JOHANNESBURG (Reuters) - Abu Dhabi-based shipbuilder Privinvest said on Monday it had begun arbitration proceedings to claim compensation against three Mozambican state-owned companies at the centre of a $2 billion debt scandal.
Privinvest’s claim comes nearly two months after Mozambique named the company in a lawsuit against firms involved in arranging loans meant primarily to fund a fleet of fishing boats but which ended up tipping Mozambique into a debt crisis.
The U.S. Justice Department alleges several people, including a former employee of Privinvest, facilitated $200 million in bribes and kickbacks to themselves and government officials from the $2 billion loans.
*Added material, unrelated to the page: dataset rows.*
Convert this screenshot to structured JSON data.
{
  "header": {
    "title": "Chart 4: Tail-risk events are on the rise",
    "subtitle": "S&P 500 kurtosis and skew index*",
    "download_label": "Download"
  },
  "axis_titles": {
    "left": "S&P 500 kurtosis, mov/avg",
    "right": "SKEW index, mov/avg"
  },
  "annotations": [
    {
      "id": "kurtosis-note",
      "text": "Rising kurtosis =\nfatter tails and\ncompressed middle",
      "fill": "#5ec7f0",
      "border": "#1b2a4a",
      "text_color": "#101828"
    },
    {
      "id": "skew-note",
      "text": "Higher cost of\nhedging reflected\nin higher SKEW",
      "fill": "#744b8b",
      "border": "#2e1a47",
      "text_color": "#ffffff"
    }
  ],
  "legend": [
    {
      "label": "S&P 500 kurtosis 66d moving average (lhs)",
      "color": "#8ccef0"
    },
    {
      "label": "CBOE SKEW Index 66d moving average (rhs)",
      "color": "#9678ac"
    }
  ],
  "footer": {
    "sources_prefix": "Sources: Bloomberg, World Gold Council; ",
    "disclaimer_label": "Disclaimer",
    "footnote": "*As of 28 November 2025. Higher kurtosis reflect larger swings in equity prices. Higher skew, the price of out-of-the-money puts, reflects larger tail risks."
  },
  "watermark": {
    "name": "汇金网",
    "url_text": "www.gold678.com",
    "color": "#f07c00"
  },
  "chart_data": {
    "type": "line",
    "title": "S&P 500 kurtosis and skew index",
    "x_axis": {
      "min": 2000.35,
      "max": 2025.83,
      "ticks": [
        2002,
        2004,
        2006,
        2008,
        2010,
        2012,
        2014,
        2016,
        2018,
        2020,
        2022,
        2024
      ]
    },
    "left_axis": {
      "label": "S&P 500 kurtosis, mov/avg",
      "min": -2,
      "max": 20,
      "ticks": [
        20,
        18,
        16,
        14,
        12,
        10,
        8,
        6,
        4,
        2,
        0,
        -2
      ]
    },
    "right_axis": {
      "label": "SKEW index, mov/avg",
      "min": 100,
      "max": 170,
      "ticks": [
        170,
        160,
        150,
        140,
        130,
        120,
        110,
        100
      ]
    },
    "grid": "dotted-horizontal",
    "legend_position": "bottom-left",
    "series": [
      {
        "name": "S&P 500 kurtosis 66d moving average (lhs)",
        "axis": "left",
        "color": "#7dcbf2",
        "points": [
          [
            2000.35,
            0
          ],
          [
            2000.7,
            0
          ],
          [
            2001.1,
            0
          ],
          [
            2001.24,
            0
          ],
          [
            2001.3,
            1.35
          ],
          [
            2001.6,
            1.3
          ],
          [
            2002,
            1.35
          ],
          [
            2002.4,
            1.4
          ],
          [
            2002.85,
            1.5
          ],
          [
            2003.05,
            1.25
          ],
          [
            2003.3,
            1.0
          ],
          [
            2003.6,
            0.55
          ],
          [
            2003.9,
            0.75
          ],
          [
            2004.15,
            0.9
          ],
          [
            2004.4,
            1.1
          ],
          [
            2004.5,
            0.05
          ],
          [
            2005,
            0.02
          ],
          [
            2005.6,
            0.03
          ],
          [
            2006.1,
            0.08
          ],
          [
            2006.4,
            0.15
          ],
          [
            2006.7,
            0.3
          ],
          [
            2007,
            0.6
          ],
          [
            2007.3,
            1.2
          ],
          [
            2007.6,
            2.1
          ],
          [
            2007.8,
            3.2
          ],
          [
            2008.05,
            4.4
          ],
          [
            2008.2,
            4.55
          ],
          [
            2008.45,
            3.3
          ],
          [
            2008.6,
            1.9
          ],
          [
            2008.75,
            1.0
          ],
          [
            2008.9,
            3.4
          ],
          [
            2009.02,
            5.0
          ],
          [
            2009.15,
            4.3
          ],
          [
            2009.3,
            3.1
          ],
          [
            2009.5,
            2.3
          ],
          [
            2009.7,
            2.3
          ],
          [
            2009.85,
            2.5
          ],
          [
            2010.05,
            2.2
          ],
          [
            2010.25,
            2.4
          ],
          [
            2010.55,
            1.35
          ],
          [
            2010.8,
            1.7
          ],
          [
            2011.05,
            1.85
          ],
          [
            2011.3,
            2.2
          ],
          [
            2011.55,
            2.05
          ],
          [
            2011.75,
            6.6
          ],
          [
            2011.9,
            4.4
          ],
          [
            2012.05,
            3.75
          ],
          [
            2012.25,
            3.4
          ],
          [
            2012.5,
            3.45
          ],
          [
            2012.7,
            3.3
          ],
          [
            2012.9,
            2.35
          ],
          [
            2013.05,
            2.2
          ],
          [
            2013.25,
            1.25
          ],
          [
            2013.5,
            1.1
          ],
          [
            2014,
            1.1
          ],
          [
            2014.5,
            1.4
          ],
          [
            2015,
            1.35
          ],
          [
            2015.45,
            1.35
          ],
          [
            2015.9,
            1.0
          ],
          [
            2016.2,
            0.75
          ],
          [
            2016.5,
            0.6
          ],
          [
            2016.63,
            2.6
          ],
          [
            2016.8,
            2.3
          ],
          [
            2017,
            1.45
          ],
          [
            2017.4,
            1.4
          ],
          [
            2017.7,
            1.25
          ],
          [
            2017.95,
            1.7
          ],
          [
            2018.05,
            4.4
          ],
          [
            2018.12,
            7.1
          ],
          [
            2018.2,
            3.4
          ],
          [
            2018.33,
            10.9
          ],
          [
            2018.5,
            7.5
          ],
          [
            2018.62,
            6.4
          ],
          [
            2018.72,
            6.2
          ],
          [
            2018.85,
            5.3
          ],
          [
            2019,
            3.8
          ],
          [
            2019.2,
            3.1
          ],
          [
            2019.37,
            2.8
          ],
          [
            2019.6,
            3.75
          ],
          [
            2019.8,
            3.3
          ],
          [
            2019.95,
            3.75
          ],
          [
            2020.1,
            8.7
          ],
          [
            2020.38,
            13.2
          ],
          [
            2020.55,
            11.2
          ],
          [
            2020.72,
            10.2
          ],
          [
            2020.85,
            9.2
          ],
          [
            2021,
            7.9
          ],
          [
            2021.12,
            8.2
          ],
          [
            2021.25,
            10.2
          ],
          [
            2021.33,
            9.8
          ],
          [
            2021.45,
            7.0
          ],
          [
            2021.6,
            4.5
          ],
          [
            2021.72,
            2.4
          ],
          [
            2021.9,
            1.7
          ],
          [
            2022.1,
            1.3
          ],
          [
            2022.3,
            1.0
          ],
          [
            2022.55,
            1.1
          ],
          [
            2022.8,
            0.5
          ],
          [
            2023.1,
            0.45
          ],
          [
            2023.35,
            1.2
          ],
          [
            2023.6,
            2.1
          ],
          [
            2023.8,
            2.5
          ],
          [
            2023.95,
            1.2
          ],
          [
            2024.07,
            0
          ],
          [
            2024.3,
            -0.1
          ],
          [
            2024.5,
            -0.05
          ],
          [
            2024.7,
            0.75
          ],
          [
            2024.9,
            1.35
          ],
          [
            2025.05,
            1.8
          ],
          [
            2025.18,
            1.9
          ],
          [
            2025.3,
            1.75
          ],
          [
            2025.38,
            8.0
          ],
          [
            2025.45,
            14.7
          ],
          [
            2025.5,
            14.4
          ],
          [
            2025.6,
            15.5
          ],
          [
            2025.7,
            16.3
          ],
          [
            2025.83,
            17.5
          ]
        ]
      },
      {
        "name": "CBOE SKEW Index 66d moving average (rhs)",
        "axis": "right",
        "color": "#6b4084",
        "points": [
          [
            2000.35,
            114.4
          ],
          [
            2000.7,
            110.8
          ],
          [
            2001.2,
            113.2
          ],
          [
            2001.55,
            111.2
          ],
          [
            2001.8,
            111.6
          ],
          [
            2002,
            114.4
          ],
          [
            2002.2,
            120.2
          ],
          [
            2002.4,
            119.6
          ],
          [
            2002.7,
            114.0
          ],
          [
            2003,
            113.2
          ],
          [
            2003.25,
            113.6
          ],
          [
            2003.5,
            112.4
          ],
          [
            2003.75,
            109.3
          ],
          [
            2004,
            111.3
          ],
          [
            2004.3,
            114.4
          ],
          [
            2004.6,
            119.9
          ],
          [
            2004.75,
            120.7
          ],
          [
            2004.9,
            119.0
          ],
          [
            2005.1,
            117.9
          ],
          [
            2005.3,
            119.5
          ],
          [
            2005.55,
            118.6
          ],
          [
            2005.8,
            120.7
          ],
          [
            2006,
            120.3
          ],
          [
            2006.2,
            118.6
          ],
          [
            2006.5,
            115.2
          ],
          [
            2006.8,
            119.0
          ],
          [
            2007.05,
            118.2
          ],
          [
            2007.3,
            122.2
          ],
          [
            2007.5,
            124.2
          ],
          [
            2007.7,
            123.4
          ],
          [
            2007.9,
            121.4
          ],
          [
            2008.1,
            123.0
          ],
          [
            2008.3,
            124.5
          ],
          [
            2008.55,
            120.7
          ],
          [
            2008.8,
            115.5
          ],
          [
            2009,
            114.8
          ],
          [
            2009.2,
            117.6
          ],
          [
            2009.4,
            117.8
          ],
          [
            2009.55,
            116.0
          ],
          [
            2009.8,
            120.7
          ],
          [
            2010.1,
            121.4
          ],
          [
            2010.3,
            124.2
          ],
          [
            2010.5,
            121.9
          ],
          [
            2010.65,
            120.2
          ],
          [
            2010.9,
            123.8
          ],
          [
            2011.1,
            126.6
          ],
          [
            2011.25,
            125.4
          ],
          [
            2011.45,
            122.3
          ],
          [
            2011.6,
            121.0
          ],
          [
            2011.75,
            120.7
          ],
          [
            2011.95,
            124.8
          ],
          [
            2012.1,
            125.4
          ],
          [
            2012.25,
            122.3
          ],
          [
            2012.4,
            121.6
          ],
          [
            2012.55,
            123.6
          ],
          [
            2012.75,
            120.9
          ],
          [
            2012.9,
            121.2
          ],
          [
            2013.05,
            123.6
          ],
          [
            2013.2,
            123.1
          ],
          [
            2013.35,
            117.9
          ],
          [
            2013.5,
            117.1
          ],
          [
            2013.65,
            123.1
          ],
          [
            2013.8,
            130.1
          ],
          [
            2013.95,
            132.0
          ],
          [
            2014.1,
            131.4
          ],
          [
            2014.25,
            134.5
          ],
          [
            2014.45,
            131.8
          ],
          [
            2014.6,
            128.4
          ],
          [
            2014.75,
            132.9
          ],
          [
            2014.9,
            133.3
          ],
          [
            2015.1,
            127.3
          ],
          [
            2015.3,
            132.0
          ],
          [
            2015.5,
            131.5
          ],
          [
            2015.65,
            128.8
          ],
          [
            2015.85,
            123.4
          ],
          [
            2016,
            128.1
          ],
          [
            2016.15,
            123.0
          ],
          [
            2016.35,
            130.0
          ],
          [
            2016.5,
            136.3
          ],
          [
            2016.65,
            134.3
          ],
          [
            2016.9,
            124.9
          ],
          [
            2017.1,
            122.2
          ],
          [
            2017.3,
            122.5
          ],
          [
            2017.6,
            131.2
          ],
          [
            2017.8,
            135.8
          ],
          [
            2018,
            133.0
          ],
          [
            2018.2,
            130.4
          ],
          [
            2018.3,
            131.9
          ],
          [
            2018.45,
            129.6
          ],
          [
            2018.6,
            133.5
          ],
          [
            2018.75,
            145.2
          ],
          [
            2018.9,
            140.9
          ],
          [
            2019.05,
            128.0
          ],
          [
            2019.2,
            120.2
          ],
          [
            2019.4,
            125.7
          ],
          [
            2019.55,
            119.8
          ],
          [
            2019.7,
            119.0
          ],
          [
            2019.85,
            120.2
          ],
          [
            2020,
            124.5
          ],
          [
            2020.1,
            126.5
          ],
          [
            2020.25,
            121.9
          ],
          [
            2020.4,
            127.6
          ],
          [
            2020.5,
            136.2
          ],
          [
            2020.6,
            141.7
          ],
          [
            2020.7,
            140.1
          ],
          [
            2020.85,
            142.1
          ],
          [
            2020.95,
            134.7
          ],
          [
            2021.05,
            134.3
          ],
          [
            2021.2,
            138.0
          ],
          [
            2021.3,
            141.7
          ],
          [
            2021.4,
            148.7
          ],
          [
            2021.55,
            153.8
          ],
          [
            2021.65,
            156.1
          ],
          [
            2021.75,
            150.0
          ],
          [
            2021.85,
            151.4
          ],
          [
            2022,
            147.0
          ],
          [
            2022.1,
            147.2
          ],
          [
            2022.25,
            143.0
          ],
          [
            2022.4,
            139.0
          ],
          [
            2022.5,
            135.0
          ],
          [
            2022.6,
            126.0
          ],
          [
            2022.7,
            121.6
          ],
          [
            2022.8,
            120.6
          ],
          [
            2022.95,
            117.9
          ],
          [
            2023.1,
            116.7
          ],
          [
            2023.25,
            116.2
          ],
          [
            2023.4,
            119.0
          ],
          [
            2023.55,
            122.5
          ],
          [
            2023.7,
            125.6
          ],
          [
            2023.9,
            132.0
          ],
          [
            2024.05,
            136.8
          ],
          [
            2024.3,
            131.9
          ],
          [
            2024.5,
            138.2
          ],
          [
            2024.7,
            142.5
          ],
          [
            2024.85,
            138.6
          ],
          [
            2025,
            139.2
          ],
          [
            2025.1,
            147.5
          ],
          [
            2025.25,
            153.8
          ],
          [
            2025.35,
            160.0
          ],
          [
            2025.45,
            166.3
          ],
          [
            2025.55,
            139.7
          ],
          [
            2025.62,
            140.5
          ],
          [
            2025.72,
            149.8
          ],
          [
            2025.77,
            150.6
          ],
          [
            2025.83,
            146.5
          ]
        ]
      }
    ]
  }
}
The loans were not disclosed to the International Monetary Fund (IMF) as required for those nations seeking financial assistance, and included an $850 million “tuna bond” to finance a fleet of fishing boats in 2013.
In a statement, Privinvest spokesman Jeffrey Birnbaum did not specify the amount of money being claimed for breaching contractual supply agreements. He declined to tell Reuters what arbitration mechanism was being used or where it was taking place.
The company had signed contracts with three Mozambican state-owned companies - Mozambique Asset Management, Ematum and ProIndicus - to supply ships, run shipyards and provide maritime security for the country.
Calls to the Mozambique Attorney General’s Office and companies involved went unanswered.
The southern African state admitted in 2016 to the undisclosed lending, prompting the IMF and foreign donors to cut off support. That triggered a currency collapse and a default on Mozambique’s sovereign debt.
It is still struggling with the economic impact.